President Trump is well aware. In the White House Rose Garden earlier this month, he explained one argument for sharing citizenship data, saying: “Some states may want to draw state and local legislative districts based upon the voter-eligible population.”
Alas, over the course of history, politics shaped changes in how we record race or citizenship on the census (and treat people). Rewind to:
1820, when a new question asked for the “Number of foreigners not naturalized.” A recent New York Times piece dissected the force behind the change: tensions with the British after the War of 1812.
Or 1870, when the final question asked: “Is the person a male citizen of the United States of 21 years or upwards whose right to vote is denied or abridged on grounds other than ‘rebellion or other crime?’” The passage of the 15th Amendment countered the new objective, but Southern states persisted with poll taxes, literacy tests and other measures to suppress the black vote.

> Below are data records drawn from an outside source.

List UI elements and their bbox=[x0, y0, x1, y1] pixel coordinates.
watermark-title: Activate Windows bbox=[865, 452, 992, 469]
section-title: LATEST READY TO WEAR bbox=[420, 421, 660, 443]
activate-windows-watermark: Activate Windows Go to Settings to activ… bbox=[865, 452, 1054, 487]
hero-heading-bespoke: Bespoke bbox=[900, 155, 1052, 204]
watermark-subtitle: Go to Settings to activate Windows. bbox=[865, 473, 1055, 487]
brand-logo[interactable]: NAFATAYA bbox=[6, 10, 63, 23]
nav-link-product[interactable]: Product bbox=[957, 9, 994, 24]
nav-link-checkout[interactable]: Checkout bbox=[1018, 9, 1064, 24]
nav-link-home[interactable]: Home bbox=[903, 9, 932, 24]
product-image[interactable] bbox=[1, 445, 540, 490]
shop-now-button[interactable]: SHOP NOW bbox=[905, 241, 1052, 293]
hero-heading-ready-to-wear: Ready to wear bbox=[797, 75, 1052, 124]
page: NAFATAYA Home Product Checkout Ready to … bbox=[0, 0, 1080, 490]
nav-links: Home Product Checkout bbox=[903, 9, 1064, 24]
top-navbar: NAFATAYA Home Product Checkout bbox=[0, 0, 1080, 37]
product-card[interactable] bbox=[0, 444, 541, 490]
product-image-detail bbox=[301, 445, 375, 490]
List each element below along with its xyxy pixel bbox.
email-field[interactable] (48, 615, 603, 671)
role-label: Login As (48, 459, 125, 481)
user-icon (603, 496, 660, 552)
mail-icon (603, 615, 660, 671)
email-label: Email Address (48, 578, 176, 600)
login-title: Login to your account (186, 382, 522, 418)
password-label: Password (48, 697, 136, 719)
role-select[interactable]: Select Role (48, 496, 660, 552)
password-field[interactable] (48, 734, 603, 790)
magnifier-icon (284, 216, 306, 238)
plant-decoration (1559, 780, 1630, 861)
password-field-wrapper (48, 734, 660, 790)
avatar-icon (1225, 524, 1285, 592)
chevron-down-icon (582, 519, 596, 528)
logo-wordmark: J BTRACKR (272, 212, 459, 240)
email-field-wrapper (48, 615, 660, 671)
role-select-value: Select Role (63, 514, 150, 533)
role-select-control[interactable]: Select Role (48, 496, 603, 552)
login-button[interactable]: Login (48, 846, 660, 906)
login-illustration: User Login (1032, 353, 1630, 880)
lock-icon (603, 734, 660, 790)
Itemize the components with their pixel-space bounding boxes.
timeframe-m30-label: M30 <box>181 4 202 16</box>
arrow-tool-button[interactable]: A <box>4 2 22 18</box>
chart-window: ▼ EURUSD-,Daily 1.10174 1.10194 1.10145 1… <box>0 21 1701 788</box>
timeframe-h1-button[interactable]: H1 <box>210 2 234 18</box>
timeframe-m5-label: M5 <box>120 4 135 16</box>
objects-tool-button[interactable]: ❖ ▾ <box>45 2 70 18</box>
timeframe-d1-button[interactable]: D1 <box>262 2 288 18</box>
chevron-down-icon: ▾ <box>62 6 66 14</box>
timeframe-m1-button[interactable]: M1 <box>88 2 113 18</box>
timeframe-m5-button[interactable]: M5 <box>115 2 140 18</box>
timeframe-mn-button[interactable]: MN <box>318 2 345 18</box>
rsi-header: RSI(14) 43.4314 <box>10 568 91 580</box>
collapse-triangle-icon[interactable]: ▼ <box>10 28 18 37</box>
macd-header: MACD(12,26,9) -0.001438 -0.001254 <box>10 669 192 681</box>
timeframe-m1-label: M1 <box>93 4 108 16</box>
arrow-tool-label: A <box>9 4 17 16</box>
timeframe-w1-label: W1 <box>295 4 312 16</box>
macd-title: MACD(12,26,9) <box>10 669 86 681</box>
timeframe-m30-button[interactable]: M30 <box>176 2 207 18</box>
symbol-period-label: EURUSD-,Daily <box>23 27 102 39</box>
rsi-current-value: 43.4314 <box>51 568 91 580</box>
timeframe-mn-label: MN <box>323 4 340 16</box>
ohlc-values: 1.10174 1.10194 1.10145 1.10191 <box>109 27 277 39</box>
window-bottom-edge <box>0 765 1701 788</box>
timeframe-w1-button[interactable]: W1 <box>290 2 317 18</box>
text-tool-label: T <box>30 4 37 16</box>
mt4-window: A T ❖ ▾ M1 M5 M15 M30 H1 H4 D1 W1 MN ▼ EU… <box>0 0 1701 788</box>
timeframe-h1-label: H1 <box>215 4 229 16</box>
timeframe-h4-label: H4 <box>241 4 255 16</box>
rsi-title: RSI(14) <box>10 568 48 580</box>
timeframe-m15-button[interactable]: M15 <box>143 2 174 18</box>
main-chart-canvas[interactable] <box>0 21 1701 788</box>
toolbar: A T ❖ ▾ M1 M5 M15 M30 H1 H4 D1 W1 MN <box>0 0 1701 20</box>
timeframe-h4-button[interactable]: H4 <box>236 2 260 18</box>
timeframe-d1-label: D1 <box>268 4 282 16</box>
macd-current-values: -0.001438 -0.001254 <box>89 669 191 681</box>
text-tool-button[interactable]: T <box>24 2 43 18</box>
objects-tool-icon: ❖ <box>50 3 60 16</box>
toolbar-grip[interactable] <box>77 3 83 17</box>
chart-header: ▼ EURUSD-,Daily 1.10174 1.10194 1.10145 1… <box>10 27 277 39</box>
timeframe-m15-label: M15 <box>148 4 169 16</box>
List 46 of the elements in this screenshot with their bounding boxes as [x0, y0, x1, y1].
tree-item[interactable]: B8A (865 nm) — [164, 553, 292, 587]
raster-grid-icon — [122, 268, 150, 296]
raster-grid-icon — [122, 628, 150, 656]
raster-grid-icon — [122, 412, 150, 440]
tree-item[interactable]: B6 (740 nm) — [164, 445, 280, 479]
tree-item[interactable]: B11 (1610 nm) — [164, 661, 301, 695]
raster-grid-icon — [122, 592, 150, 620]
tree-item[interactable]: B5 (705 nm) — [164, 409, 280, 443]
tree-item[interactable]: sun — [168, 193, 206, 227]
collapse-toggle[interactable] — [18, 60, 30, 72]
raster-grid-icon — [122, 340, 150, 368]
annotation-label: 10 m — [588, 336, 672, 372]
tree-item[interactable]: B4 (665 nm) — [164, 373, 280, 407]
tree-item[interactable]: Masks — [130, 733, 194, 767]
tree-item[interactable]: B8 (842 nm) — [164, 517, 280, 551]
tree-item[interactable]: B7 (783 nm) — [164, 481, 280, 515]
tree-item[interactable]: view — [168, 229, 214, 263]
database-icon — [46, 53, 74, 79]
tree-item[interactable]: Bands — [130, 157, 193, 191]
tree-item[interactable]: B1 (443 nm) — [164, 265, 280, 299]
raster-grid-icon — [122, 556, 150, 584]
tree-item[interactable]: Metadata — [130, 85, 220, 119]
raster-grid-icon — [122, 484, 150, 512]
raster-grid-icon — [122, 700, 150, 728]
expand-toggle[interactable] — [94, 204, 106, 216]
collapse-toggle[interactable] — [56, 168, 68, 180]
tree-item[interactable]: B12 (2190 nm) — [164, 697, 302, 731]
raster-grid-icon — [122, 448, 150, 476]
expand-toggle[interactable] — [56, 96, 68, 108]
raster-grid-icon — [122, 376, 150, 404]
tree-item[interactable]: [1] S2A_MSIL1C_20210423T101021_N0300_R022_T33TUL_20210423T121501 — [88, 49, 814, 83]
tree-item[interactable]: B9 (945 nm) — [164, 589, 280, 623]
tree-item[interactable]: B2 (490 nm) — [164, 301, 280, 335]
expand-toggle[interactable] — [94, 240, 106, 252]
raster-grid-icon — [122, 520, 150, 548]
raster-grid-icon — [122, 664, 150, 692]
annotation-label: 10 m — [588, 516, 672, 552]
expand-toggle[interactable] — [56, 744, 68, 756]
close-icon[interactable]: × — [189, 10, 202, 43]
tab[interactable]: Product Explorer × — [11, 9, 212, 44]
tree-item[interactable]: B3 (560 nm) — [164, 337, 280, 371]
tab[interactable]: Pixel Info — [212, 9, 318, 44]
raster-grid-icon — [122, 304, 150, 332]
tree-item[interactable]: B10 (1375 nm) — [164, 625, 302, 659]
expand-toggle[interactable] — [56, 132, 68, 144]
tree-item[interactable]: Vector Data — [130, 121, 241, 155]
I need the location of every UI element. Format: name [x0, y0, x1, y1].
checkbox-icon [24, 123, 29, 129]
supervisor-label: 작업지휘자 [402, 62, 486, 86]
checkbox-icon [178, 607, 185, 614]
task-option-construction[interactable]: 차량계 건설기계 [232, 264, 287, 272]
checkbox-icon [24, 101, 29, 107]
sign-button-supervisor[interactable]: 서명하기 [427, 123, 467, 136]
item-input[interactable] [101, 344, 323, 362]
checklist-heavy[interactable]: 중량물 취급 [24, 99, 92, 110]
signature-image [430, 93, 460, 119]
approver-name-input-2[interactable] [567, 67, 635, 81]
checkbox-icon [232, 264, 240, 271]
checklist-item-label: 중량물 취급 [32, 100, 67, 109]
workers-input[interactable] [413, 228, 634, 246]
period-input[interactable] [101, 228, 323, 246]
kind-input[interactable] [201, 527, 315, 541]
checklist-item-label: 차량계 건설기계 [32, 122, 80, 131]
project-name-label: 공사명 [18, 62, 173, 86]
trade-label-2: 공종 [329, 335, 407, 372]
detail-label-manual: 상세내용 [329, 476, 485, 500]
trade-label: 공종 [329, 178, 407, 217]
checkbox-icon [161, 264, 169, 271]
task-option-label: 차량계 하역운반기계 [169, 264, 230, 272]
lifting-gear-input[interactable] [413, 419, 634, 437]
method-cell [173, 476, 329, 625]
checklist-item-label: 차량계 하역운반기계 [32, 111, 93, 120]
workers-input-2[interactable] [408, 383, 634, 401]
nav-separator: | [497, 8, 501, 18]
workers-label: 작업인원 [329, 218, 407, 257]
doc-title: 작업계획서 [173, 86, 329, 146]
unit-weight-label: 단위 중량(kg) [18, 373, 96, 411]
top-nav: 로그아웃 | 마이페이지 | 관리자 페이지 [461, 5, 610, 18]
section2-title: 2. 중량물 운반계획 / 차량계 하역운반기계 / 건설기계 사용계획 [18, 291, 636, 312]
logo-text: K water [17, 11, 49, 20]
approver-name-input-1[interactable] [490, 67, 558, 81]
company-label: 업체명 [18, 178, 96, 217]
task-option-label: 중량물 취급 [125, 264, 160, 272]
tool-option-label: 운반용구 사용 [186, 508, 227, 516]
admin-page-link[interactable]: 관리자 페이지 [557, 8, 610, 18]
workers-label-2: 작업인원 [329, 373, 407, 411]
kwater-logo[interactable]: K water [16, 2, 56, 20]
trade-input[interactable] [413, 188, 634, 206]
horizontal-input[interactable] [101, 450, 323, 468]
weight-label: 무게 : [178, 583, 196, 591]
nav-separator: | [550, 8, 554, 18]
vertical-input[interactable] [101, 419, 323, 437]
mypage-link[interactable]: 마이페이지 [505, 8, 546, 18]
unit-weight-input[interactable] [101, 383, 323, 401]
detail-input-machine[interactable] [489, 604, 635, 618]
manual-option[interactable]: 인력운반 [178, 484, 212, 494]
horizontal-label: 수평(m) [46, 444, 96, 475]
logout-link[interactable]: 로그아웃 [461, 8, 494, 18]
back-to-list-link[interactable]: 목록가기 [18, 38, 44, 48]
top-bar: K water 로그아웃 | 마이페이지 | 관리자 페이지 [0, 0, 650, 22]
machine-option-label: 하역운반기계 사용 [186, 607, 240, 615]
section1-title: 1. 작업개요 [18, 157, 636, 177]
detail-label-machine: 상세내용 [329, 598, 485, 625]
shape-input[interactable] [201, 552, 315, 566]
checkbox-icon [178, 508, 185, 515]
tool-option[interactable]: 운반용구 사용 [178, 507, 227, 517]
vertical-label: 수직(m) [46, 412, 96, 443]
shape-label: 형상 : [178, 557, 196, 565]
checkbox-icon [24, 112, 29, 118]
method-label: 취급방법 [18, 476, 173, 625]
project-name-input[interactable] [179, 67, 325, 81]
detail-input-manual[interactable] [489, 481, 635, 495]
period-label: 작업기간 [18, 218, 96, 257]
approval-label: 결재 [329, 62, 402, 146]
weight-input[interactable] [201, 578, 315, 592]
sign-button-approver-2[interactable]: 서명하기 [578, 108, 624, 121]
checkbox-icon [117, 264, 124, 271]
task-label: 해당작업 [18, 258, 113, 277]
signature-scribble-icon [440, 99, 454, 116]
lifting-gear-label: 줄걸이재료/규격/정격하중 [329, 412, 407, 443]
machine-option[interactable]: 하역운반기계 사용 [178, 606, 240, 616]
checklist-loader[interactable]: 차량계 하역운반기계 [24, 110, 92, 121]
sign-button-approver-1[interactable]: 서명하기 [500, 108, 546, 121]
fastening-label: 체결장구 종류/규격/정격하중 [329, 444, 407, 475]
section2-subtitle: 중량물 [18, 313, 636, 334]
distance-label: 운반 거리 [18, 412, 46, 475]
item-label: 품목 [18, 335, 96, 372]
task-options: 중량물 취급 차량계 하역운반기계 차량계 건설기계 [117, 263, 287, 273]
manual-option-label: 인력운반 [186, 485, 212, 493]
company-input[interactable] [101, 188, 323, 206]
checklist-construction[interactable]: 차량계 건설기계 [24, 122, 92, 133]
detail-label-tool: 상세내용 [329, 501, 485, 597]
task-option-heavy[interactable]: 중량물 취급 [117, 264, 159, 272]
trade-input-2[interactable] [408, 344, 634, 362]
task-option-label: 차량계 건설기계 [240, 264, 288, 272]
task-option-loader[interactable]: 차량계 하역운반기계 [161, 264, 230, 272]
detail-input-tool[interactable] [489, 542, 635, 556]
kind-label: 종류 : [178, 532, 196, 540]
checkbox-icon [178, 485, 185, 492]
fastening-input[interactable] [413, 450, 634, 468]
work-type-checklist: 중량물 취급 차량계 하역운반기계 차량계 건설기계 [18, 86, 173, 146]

Or 2016, when Congress and the Obama administration unanimously passed a resolution to amend the federal definition of “minorities.” In the 1970s, two bills established the term as “a Negro, Puerto Rican, American Indian, Eskimo, Oriental, or Aleut” or “a Spanish speaking individual of Spanish descent.” The new provision instead said “Asian American, Native Hawaiian, a Pacific Islander, African American, Hispanic, Puerto Rican, Native American, or an Alaska Native.” For years, derogatory terms sat untouched and the census was complicit.
Beyond the new resolution or Trump’s election to the White House, something else happened right around the 2016 election. Two demographic trends emerged that our nation never saw before.
First, the white population in the U.S. fell for the first time. From 2015 to 2016, census figures showed a loss of 9,475 people. The following year, the U.S. recorded a loss of 31,516 whites.
Second, children younger than age 10 reached a diversity milestone. A Brookings Metropolitan Policy Program analysis of census data showed all age brackets from 0 to 9 were majority-minority for the first time. They’ll have greater immunity to our 400-year war over “black” and “white.”
Our grisly history of demeaning people on the census must end. The bureau’s mission is to be “the nation’s leading provider of quality data about its people and economy,” not one race. The framing of the questions we fill out should capture and champion a modern, diverse America.